I've been having fun with a Raspberry Pi lately, showing it to fellow engineers and asking them to "find the CPU." Most can't.
Raspberry Pi -- where's the CPU?
The big chip is RAM. The next smaller one is a USB and Ethernet controller. There are no interesting parts on the bottom of the board. No chips are under the connectors. So where's the CPU?
The arrow points to the CPU.
Though even in person it's really hard to see, the RAM chip is on top of the processor using a packaging technique common in the mobile phone business called "Package on Package" (PoP). In this case, the CPU is soldered to the board, and the RAM to 168 balls on top of the processor package. Propagation delays go down, and packaging density increases.

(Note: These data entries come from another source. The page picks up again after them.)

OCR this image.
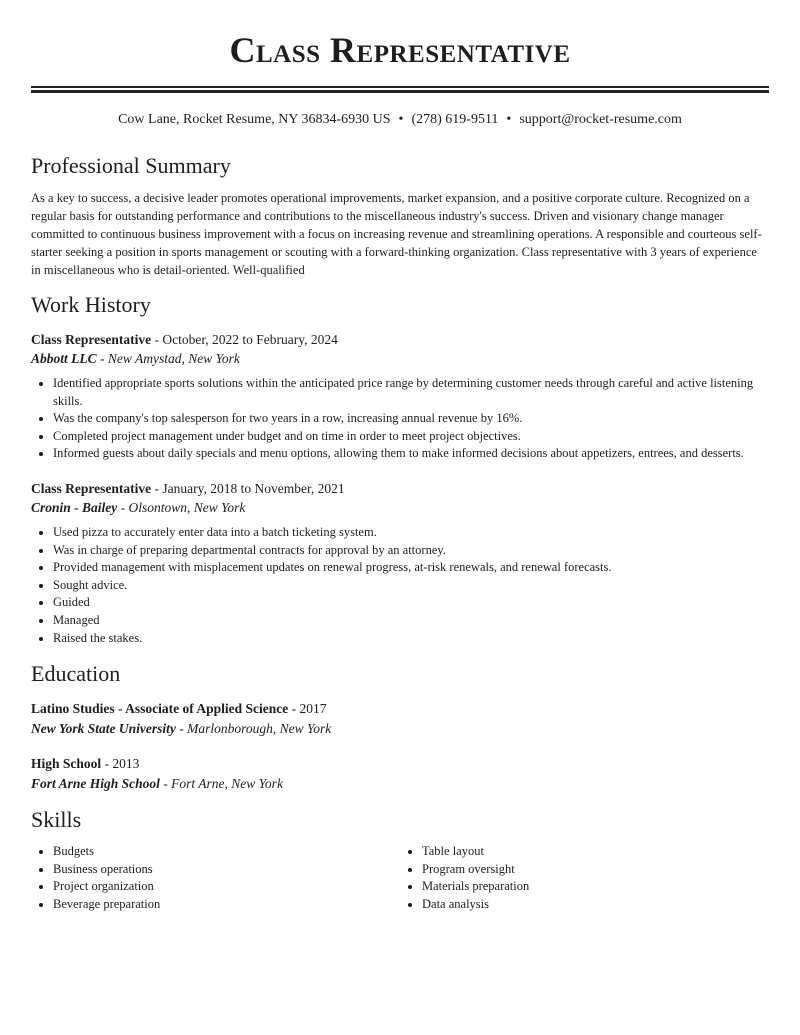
Class Representative
Cow Lane, Rocket Resume, NY 36834-6930 US • (278) 619-9511 • support@rocket-resume.com
Professional Summary
As a key to success, a decisive leader promotes operational improvements, market expansion, and a positive corporate culture. Recognized on a regular basis for outstanding performance and contributions to the miscellaneous industry's success. Driven and visionary change manager committed to continuous business improvement with a focus on increasing revenue and streamlining operations. A responsible and courteous self-starter seeking a position in sports management or scouting with a forward-thinking organization. Class representative with 3 years of experience in miscellaneous who is detail-oriented. Well-qualified
Work History
Class Representative - October, 2022 to February, 2024
Abbott LLC - New Amystad, New York
• Identified appropriate sports solutions within the anticipated price range by determining customer needs through careful and active listening skills.
• Was the company's top salesperson for two years in a row, increasing annual revenue by 16%.
• Completed project management under budget and on time in order to meet project objectives.
• Informed guests about daily specials and menu options, allowing them to make informed decisions about appetizers, entrees, and desserts.
Class Representative - January, 2018 to November, 2021
Cronin - Bailey - Olsontown, New York
• Used pizza to accurately enter data into a batch ticketing system.
• Was in charge of preparing departmental contracts for approval by an attorney.
• Provided management with misplacement updates on renewal progress, at-risk renewals, and renewal forecasts.
• Sought advice.
• Guided
• Managed
• Raised the stakes.
Education
Latino Studies - Associate of Applied Science - 2017
New York State University - Marlonborough, New York
High School - 2013
Fort Arne High School - Fort Arne, New York
Skills
• Budgets
• Business operations
• Project organization
• Beverage preparation
• Table layout
• Program oversight
• Materials preparation
• Data analysis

Smaller is better, and we're sure seeing this in the microcontroller world. Freescale's ARM Cortex M0+ MKL02Z32CAF4R is probably the smallest ARM part at either 1.994 x 1.94 mm (according to the packaging documentation) or 2 x 1.61 mm (according to the datasheet, which later references the packaging docs). It's in a wafer-level chip-scale package (WLCSP), where an entire wafer of ICs is fully formed, plastic, balls and all, and then individual devices are sawed apart. The silicon is exposed around the edges.